No one expected last night’s senate discussion around the confirmation vote of Senator Jeff Sessions to the role of Attorney General to make headlines.
But last night, well respected democratic Senator Elizabeth Warren – a political presence revered to make an impending presidential run – had been holding the Senate floor. The topic was Jeff Sessions – the Trump nominee for Attorney General – whose confirmation vote was expected to take place today. Warren was reading a letter from the late Dr. Martin Luther King Jr.’s wife Coretta Scott King, when she heard a stir around her.
The letter was written 30 years ago and detailed King’s rebuke of Sessions nomination for a federal judgeship. Warren, reading from the letter stated, “Mr. Sessions has used the awesome power of his office to chill the free exercise of the vote by Black citizens in the district he now seeks to serve as a federal judge.”
A few minutes later, Senate Majority Leader Mitch McConnell evoked Rule 19, which prohibits senators from impugning each other.
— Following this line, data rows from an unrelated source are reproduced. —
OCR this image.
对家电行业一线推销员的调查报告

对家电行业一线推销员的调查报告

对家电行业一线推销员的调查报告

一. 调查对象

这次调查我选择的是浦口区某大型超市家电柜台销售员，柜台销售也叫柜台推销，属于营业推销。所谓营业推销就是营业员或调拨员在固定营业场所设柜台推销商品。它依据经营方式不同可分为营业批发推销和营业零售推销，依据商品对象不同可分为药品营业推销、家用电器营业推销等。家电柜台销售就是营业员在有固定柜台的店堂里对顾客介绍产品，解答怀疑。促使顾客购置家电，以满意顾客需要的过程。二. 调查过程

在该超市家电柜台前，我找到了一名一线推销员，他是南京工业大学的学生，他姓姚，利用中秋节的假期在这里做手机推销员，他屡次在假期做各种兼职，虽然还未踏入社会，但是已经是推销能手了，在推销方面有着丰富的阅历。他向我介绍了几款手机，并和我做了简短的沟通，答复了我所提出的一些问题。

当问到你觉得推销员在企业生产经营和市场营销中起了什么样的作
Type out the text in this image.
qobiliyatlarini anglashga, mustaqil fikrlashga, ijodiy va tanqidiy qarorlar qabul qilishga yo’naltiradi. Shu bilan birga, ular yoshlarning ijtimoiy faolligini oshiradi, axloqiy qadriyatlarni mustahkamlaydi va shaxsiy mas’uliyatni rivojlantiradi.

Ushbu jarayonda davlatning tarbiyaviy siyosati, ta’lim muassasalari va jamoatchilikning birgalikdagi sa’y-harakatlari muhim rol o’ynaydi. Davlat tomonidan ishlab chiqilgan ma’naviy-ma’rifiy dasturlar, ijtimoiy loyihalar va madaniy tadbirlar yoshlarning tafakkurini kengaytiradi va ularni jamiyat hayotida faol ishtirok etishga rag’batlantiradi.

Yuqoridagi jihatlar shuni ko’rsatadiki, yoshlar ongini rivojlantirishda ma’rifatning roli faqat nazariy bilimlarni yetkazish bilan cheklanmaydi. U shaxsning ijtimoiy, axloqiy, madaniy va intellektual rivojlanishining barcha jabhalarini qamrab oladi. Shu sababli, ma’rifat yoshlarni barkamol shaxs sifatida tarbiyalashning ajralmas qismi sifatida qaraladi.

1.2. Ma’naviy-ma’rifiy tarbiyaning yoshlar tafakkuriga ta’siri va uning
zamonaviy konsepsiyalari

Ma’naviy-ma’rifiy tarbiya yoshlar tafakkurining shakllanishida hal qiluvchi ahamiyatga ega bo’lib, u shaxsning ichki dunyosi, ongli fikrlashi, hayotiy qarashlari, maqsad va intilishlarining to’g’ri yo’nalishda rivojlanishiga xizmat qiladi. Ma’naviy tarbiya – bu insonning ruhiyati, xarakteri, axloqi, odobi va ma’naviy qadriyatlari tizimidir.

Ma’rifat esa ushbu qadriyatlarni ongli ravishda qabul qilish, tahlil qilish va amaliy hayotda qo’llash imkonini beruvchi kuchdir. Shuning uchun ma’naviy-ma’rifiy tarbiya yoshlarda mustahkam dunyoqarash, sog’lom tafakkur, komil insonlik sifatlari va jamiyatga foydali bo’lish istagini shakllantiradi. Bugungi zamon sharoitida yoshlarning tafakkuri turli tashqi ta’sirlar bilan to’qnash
“I’m simply reading what she wrote about what the nomination of Sessions to be a federal court judge meant and what it would mean in history for her,” Warren calmly replied.
The Senate moved 49-43 and down party lines to reject Warren’s push to overturn the ruling that said she had violated the rules during her speech. The decision effectively put Warren on shutdown – she was not allowed to continue her speech and effectively was/is shut out from speaking during the rest of the Sessions hearing and confirmation today.
In his explanation as to the reason Warren was silenced, McConnell explained, “She was warned. She was given an explanation. Nevertheless, she persisted.” The statement quickly took fire on social media becoming the latest feminist rallying cry through the hashtag #ShePersisted.
What exactly is Rule 19? Rule 19 ensures that senators do not directly or indirectly impute other Senators any conduct or motive unworthy or unbecoming of a Senator. You might think of it as the Senate’s variation of the golden rule, except that it’s not. Rule 19 is an arcane and seldom invoked provision. In fact, it appears as if there has only been one documented instance when it was used – in 1979 when Senator Weicker of Connecticut called Senator Heinz of Pennsylvanian an idiot and devious.
Of course, there are plenty of examples where the Rule 19 should legitimately have been used. Just last year, Arkansas Senator Tom Cotton attacked democratic leader and fellow Senator Harry Reid of “cancerous leadership.” In 2015, republican Senator Ted Cruz – a presidential primary nominee – accused Senate Majority Leader Mitch McConnell of lying “over and over and over again.” Interestingly, rule 19 was not invoked by McConnell at this time.
The hypocrisy of Rule 19 of course, is that Republicans have enforced this rule selectively, with Senator Warren being that exception. Most upsetting is that there is a fundamental difference between the direct attacks made by Senator Cruz and McConnell and Warren’s reading of King’s letter, the difference of which became blurred yesterday.
Lesson here? When you’re not part of the majority party in the Senate, you’ll be silenced and told you’re breaking the rules. Warren later said, “They can shut me up, but they can’t change the truth.”
— Kamala Harris (@KamalaHarris) February 8, 2017
“I am surprised,” Warren said, “that the words of Coretta Scott King are not suitable for debate in the United States Senate.”